Selective thyromimetic drugs that reduce liver fat are showing promise as the first potential pharmacological agents to treat patients with nonalcoholic steatohepatitis (NASH), research in the Lancet shows.
Patients with NASH had significant declines in hepatic fat compared with a placebo group after 12 weeks of taking a selective, liver-directed thyroid beta receptor agonist, according to a phase II study.
The 72 patients randomised to receive the treatment – called resmetirom – 80 mg once daily were also significantly more likely to have improved NASH on liver biopsy at 12 and 36 weeks compared to the 38 patients on placebo.
The drug is one of a new class of thyroid receptor β agonists that avoid the activation of the α isoform of the thyroid receptor responsible for the clinical manifestations of hyperthyroidism such as tachycardia, defective bone metabolism, and muscle wasting.
The study assessed the safety and efficacy of resmetirom in reducing the relative change in MRI-PDFF assessed hepatic fat compared with placebo at week 12.
Patients were eligible for inclusion if they had biopsy confirmed NASH (fibrosis stages 1–3) and hepatic fat fraction of at least 10% at baseline when assessed by MRI-PDFF.
They were randomised to receive 80 mg orally of the drug daily or placebo. Meanwhile MRI-PDFF was performed after 12 and 36 weeks of treatment and a second liver biopsy was obtained at week 36.
Overall, patients had high levels of diabetes, hypertension and abnormal blood lipids as well as other symptoms linked to metabolic syndrome such as high body mass index and waist circumference.
Resmetirom therapy was associated with significant reductions in relative and absolute hepatic fat fraction from baseline compared with placebo.
At week 12, the change in median relative fat from baseline was –36·3% and similar hepatic fat reductions compared with baseline and with placebo were observed at 36 weeks.
Treatment with resmetirom also resulted in statistically and clinically significant reductions in multiple atherogenic lipids and lipoproteins, including LDL cholesterol, apolipoprotein B, triglycerides, apolipoprotein CIII, and lipoprotein(a), according to the US trial investigators.
Moreover, they note that MRI-PDFF responders (defined by ≥30% relative fat reduction at week 12 compared with baseline) showed an enhanced NASH resolution response (defined as at least a 2-point reduction in NAS plus ballooning score of 0 with lobular inflammation score of 0 or 1).
Meanwhile NASH resolution responders also showed a marked reduction in fibrosis (61% with ≥1-point reduction in fibrosis stage).
Examining safety, investigators said resmetirom was well tolerated though it was associated with an increase in mild and a few moderate gastrointestinal adverse events, particularly loose stools.
Discussing the study with the limbic, Professor Jacob George, Head of the Department of Gastroenterology and Hepatology at Westmead Hospital in Sydney, said that drugs that reduce liver fat by activating the thyroid hormone beta receptor are generating a lot of interest because they both reduce liver fat and they also improve serum lipids.

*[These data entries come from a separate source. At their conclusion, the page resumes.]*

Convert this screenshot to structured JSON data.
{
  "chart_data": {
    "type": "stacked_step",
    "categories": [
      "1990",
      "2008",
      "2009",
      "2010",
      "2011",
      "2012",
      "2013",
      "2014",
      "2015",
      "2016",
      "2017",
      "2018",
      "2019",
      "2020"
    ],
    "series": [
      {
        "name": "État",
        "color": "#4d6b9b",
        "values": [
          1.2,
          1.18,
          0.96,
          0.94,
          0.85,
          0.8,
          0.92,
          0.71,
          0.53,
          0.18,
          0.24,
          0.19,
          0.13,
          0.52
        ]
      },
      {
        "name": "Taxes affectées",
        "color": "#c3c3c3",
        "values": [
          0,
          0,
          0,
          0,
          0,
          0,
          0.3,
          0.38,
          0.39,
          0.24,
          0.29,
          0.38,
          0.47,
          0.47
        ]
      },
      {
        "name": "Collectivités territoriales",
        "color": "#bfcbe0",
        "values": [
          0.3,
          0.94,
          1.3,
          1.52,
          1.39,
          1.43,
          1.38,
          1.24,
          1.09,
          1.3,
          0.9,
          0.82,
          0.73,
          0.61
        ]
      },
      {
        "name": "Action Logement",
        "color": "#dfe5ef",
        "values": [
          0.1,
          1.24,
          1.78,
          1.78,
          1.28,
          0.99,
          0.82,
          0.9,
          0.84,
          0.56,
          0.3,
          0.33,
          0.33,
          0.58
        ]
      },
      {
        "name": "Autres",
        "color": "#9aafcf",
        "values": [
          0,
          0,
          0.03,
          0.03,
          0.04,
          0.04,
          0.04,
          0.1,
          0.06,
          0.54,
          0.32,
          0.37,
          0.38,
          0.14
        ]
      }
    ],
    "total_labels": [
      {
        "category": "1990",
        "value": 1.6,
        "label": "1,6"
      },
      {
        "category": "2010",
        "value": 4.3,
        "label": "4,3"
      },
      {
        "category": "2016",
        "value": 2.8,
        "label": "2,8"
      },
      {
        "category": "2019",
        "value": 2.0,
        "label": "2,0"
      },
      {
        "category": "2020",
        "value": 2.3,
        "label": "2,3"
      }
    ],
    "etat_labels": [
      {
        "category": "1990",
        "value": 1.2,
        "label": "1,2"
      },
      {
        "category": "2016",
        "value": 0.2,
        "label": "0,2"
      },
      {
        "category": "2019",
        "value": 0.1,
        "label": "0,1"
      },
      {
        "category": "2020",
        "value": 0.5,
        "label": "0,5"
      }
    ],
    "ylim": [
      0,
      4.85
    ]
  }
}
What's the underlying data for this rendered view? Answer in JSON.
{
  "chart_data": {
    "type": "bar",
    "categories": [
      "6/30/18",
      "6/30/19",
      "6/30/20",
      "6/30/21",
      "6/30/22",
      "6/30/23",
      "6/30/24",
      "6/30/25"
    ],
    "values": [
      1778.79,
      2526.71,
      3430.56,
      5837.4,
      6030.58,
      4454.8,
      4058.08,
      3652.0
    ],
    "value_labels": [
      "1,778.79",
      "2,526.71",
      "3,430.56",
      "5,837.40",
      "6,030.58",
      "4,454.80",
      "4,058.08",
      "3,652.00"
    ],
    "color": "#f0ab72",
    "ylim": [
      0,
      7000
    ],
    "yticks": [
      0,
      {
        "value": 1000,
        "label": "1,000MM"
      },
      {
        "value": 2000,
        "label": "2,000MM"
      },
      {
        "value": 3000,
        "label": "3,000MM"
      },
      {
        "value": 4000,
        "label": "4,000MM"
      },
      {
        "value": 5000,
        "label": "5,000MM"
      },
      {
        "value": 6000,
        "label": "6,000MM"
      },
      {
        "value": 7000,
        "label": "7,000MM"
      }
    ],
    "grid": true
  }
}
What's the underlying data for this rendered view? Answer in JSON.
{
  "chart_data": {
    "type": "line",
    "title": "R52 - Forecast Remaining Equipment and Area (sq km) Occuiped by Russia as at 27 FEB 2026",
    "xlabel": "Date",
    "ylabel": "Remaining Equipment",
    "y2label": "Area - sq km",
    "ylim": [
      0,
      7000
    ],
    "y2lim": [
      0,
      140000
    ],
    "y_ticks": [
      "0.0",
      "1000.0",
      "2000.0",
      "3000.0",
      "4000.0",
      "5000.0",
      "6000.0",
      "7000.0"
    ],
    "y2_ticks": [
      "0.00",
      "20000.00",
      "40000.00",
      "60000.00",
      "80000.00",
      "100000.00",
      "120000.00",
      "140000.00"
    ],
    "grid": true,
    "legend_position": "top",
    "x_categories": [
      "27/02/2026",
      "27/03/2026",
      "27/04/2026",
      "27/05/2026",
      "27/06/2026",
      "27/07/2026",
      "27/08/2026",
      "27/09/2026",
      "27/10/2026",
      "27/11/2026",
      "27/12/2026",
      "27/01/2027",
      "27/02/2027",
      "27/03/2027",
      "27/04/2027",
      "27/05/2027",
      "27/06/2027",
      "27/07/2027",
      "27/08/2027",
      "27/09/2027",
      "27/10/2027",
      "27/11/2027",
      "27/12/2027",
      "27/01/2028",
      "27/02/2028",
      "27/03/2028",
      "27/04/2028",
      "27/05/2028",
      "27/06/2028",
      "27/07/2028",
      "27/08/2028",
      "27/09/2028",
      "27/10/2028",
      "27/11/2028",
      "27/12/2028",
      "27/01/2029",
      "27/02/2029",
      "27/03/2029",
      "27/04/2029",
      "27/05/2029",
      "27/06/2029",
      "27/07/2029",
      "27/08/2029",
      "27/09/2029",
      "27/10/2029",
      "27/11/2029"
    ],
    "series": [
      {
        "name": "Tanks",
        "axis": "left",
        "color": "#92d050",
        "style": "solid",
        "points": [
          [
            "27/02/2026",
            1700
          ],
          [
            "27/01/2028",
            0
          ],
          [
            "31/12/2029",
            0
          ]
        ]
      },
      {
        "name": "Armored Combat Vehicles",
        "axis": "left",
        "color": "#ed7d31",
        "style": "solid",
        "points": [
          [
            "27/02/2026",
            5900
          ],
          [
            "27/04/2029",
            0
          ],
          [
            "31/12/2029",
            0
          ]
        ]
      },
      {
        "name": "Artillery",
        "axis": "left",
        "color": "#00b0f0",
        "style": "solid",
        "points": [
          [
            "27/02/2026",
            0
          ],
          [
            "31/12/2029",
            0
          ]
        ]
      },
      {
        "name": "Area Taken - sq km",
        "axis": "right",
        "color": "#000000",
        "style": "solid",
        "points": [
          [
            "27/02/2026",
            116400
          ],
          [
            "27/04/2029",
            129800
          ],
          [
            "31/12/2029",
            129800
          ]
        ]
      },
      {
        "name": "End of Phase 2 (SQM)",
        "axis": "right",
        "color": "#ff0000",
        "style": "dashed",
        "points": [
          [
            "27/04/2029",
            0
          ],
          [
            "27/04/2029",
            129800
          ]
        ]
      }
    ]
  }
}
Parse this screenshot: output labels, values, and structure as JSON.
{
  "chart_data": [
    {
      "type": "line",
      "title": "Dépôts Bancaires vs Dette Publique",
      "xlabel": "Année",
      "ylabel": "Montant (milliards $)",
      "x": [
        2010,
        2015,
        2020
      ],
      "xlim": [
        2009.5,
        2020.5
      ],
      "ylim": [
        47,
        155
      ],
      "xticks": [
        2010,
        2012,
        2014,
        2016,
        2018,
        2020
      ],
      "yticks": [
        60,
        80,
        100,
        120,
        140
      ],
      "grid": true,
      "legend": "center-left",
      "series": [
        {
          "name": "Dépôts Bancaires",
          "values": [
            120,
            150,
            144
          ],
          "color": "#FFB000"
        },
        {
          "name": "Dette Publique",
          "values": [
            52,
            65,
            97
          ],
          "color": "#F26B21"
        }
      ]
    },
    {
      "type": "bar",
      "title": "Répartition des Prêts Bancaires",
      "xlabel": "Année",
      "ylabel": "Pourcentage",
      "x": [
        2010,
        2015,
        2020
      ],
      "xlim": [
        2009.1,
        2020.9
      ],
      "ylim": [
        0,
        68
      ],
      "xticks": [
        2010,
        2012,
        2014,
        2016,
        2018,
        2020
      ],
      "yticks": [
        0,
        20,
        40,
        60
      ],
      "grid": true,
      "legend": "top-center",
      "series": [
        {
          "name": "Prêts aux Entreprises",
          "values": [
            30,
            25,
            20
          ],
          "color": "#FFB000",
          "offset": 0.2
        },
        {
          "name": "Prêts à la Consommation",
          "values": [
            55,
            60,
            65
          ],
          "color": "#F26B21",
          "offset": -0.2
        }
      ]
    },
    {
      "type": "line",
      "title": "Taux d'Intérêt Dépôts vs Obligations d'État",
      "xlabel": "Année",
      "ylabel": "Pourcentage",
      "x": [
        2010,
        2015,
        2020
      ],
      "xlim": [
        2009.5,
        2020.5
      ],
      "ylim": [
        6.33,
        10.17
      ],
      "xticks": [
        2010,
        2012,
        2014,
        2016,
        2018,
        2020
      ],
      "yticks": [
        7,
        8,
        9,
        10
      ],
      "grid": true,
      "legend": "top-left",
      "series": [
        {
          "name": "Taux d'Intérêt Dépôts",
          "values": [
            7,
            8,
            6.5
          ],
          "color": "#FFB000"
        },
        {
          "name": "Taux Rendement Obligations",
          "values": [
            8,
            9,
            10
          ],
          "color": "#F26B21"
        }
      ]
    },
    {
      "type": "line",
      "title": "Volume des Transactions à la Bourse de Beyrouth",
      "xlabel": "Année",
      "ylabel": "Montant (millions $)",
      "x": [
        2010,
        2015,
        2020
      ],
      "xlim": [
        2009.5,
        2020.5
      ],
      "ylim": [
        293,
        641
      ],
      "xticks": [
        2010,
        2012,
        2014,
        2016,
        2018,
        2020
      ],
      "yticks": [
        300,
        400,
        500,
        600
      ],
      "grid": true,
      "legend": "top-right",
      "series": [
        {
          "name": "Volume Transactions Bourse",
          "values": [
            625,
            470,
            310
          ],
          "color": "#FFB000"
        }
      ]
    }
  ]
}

“With this agent the receptor is localised to the liver – we’re activating the receptor on the liver cells that the thyroid hormone would normally bind to.”
And this liver-targeted sensitivity, he says, not only potentially reduces the risk of systemic effects but also causes a cascade of metabolic consequences.
“This class of drug does a whole lot of things, which includes reducing liver fat and reducing blood lipids in a favourable way as well as promoting liver regeneration. The hope is that if you can reduce liver fat then hopefully it will follow that you can reduce liver inflammation and scarring. So, on the face of it, these results are good and certainly warrant going into a phase III study.”
That study is already underway, says Professor George who himself is involved in the Australian arm of the trial, which he says has just begun recruiting.
“The biggest safety signal that we’re looking for now is that these drugs have no consequences on cardiovascular and diabetes outcomes because patients with NASH have a systemic disease of metabolic syndrome with hyperlipidemia, and in fact the leading cause of death for a lot of patients is cardiovascular disease. So we’ll be looking at ECGs, cardiovascular markers such as cholesterol and triglycerides as well as diabetes markers.”
Longer term studies will need to look at absolute hard clinical endpoints like liver cancer and liver failure Professor George added noting that any provisional regulatory approval based on outcomes from the phase III study would be revoked if the FDA could not be convinced that the drug doesn’t prevent people dying from liver-related outcomes.
“This is a very active field for therapeutic research we desperately need new drugs for this disease because it’s a very common problem but there is still a lot of proof that needs to be done before we can actually implement these drugs in clinical practice.”